How many choices do you make each day or each week? Probably several hundred, maybe a thousand. Some important and some less important. There are choices we want to make with never being chosen because of ambivalence and because of the fear of the consequences of choosing. This can lead to extremely unnecessary stress and make you significantly less efficient. There is an art of choosing.
Why is it so difficult to make a choice?
Decision anxiety is a natural reaction when the choices are big or have major consequences for our lives. It becomes a kind of warning signal. But as decisions become more affecting, everyday decision anxiety affects more and more. We are stressed that we do not have time to get into all the new info that completely crashes over us.
A study in ambivalence
There has been a study showing our behavior, when we get too many choices of something.
A table with tastings of marmalade was exhibited in a grocery store to look at how many customers stopped by to sample and how many who also chose to buy jam with them.
We first presented 24 different flavors of jam and on the second occasion only 6 flavors.
It turned out that more people stopped at the table when there were 24 different varieties. In fact, just over 60% The corresponding figure, when there were 6 varieties was about 40%.
That sounds good, doesn’t it? The thing is, when the buying behavior was measured. Hold the hat now. When 24 varieties were presented, only 3% of people bought and when it was exhibited only 6 varieties increased sales to 30% !?
We are programmed to take the easiest route here in life. Everything to save energy and to survive.
Decision making takes place in two different parts of the brain. Partly in the reptile brain, which has the task of responding quickly to external threats, whether it is a lion or a colleague. When the reptile brain has a grip on us, we do not make the most considered decisions we can. We choose the solution that gives the fastest reward.
We also choose with our emotions. We are governed by fears, but also by rewards. We want to increase enjoyment as much as possible and minimize discomfort. The other part we use when making decisions is the boiler room. It’s the smartest part of the brain. Instead of reacting instinctively, it helps us reflect on what we intend to do. When we use the forehead lobby, we can put things into perspective, by looking back on our past experiences and directly comparing them to the situation we are in when making our decisions, and can then also consider what the consequences of our intended decision will be.
Learn to choose which decisions are important and which are not
Trying to avoid the decisions that are not necessary is a way to cure decision anxiety, but not all decisions can be skipped. Sometimes you still have to make the choice, even though it feels tough. You have to pay your bills, although you may rather want to buy something that you have long wanted and then you may end up in conflict with what is most important, even though you know that paying the rent is more important than that thing.
As long as you let this happen, the decision anxiety becomes a suffering. It shows up as soon as you have to choose something, even when the decisions are small, the anxiety comes as an automatic reaction.
Trying to avoid the decisions that are not necessary is a way to cure decision anxiety, but not all decisions can be skipped. Sometimes you have to take the bull by the horns, even if the gut feeling does not agree.
Therefore, start small
- If you often end up in decision anxiety, you have to practice making decisions even when it does not feel good. The problematic decision anxiety is all about it – that whatever you choose, it feels wrong. Start with the small choices, after a while.

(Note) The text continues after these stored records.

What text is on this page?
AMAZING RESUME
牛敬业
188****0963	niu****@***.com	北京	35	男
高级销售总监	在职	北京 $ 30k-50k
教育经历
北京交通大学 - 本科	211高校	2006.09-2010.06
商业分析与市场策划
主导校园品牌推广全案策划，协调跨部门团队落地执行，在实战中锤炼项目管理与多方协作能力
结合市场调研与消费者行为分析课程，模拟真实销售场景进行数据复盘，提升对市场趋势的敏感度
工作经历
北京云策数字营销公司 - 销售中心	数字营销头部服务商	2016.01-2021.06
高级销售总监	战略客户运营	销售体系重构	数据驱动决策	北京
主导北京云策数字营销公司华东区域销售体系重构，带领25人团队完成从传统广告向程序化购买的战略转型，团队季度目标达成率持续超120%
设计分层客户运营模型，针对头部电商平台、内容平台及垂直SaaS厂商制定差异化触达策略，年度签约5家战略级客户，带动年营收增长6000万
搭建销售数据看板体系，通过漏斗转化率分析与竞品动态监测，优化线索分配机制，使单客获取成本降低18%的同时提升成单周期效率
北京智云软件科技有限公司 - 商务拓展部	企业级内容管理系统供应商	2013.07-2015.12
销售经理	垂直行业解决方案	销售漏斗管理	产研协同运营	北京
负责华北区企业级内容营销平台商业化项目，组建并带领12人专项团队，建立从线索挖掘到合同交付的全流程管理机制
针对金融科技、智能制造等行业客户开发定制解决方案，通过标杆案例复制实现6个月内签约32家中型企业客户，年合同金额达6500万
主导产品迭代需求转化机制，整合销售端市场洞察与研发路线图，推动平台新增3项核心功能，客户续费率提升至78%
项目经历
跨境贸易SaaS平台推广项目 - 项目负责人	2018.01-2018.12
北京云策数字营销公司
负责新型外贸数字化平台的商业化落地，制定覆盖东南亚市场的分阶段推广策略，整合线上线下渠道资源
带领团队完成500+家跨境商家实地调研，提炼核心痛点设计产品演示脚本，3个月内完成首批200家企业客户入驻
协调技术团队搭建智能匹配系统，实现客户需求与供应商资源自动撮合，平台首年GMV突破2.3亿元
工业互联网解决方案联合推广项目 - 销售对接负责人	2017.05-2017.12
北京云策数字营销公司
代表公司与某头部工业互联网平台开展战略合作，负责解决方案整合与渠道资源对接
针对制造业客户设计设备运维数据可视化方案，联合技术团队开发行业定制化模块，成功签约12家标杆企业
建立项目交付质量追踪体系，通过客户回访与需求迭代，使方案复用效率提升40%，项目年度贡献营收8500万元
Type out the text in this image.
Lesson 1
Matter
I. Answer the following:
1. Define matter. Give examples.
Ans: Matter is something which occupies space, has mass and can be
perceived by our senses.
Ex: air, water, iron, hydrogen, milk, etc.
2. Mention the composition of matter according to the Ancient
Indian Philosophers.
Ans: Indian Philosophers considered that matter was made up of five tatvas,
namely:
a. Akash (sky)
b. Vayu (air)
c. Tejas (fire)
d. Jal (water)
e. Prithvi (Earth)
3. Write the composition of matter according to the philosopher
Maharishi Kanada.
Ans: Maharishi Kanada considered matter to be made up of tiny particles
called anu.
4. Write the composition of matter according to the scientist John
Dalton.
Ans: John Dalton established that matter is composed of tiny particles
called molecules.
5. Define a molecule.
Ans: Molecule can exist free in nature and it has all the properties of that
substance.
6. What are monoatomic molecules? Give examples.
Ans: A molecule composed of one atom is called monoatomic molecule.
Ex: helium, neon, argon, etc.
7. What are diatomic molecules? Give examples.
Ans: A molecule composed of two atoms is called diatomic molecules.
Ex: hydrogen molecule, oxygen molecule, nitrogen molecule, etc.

- If you often end up in decision anxiety, you have to practice making decisions even when it does not feel good. The problematic decision anxiety is all about it – that whatever you choose, it feels wrong. Start with the small choices, after a while you will get used to your emotions and start to trust your decisions.
- Limit your choices. Choose the most important choices for the day and select a maximum of three and ignore the rest.
- Decide a time! Set a deadline for when the decision must be made. After that, you will live with the choice you have made without thinking back on what you could have done differently. It may feel tough at first, but soon you will notice that the anxiety is dropping.
- Skip your gut feeling! Decision anxiety is just that, the gut feeling tells you and it doesn’t feel good no matter what decision you make. Exercise to make decisions no matter what your stomach tells you to do.
- How did it last? Look back at your previous decisions. A decision that you know you did well What was it that made that particular decision successful?
- Stick to your decisions! It is a good way to relieve anxiety in the long run. Sometimes you have to worry and live with the anxiety.
- Choose your battles! If you didn’t plan on changing car or home insurance until you saw an advertisement in the newspaper or on the internet for other options. Stop letting yourself be controlled by external influences.
- Call a friend! Talk through and make your decision with a friend. Talk to several if you must, but remember that these are just advisors. Listen and then make the decision on your own.
Now you know how to deal with your decision anxiety
Hopefully you now know more about how we humans work in decision-making situations and realize that knowing about this phenomenon, facilitates your life and provides you with energy and allows you to produce more with better focus and with more energy.
Take this advice and give them a humble chance. Maybe you win something to try.
If you want to comment on any of the above, you are very welcome to do so. I am grateful for all input. Positive as negative.